Yannick Favennec espère que le texte sera présenté par le groupe UDI lors de sa prochaine "niche parlementaire" (une séance pendant laquelle un groupe parlementaire est maître de l'ordre du jour de l'Assemblée, ndlr). Mais cette session n'interviendra pas avant l'automne. En attendant, le député interrogera la Garde des Sceaux, Christiane Taubira, mardi prochain à l'Assemblée, à l'occasion de la semaine de contrôle du gouvernement "pour savoir ce qu'elle pense de cette proposition".

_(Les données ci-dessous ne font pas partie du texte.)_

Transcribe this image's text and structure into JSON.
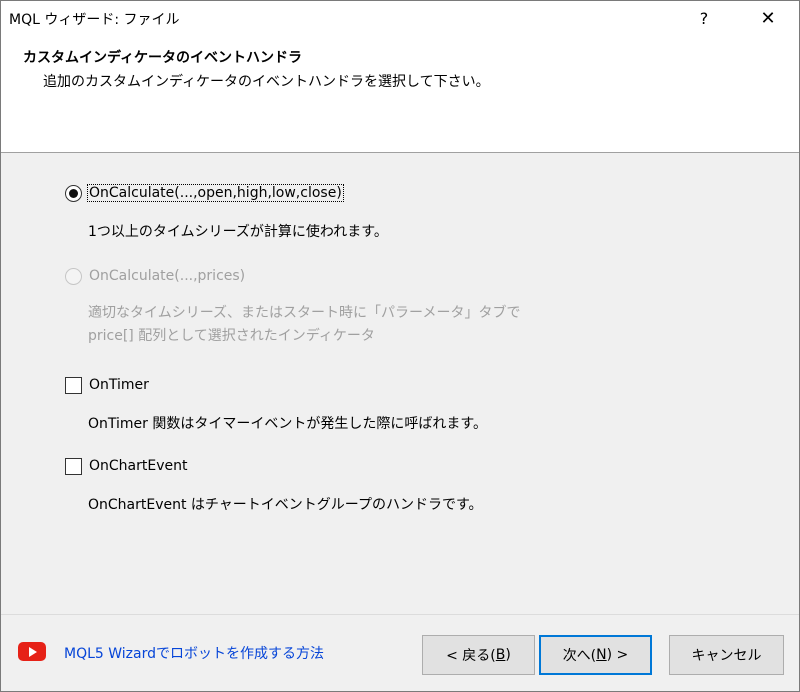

"J'ai beaucoup pleuré". Ce besoin de soutien et d'attention, Sandrine l'a ressenti, elle qui a été jurée lors de quatre procès. "On reçoit les choses en pleine gueule mais on n'a pas le droit d'en parler. J'ai beaucoup pleuré. Si j'avais eu un soutien psychologique, ça aurait peut-être été moins lourd", se souvient cette professeur de maths parisienne. "On ne peut pas se préparer. Par exemple, c'est la première fois que je voyais une arme pour de vrai. Je me suis sentie très naïve. Tu arrives avec ton histoire et on te 'lance' aux assises", raconte-t-elle à Europe 1. Aux assises, rappelle Sandrine, on ne juge pas "un vol à l'étalage". "Les accusés, c'est des fauves", lâche cette quadragénaire.
"L'idée de soutien psychologique me semble justifiée. On n'est pas à l'abri d'un pétage de plomb face à une histoire qu'on croyait anodine. Ça renvoie à des choses douloureuses", poursuit Sandrine. "Quelqu'un qui vous demande 'comment ça va ? Comment vous vivez l'audience ?', ça ferait peut-être changer les choses", conclut-elle.
Les magistrats aussi sont à l'écoute. Prendre le temps de parler, de "débriefer" pour soulager, Gilles Latapie, président de cour d'assises, l'a souvent fait, en dehors de toute loi parce qu'il sentait que c'était une nécessité. Ainsi, lors du procès de Michel Fourniret qu'il a présidé en 2008, il a déjeuné "tous les jours avec les jurés pour voir si l'un ou l'autre avait une quelconque difficulté", se souvient-il. Le magistrat s'appuie également sur les assesseurs ou encore les greffiers "pour faire remonter l'info et entourer la personne [qui irait mal]".
Gilles Latapie estime donc pour sa part qu'il n'y a pas forcément besoin d'institutionnaliser la prise en charge psychologique des jurés : il est du devoir des magistrats de faire attention à eux. "Je leur dis le premier jour que nous sommes une équipe. Les problèmes de chacun deviennent mes problèmes. Cela fait partie de ma mission", estime le magistrat. Pour autant, "l'intervention de quelqu'un d'extérieur peut être un outil précieux. Un savoir-faire professionnel, ça peut être une aide", reconnaît-il.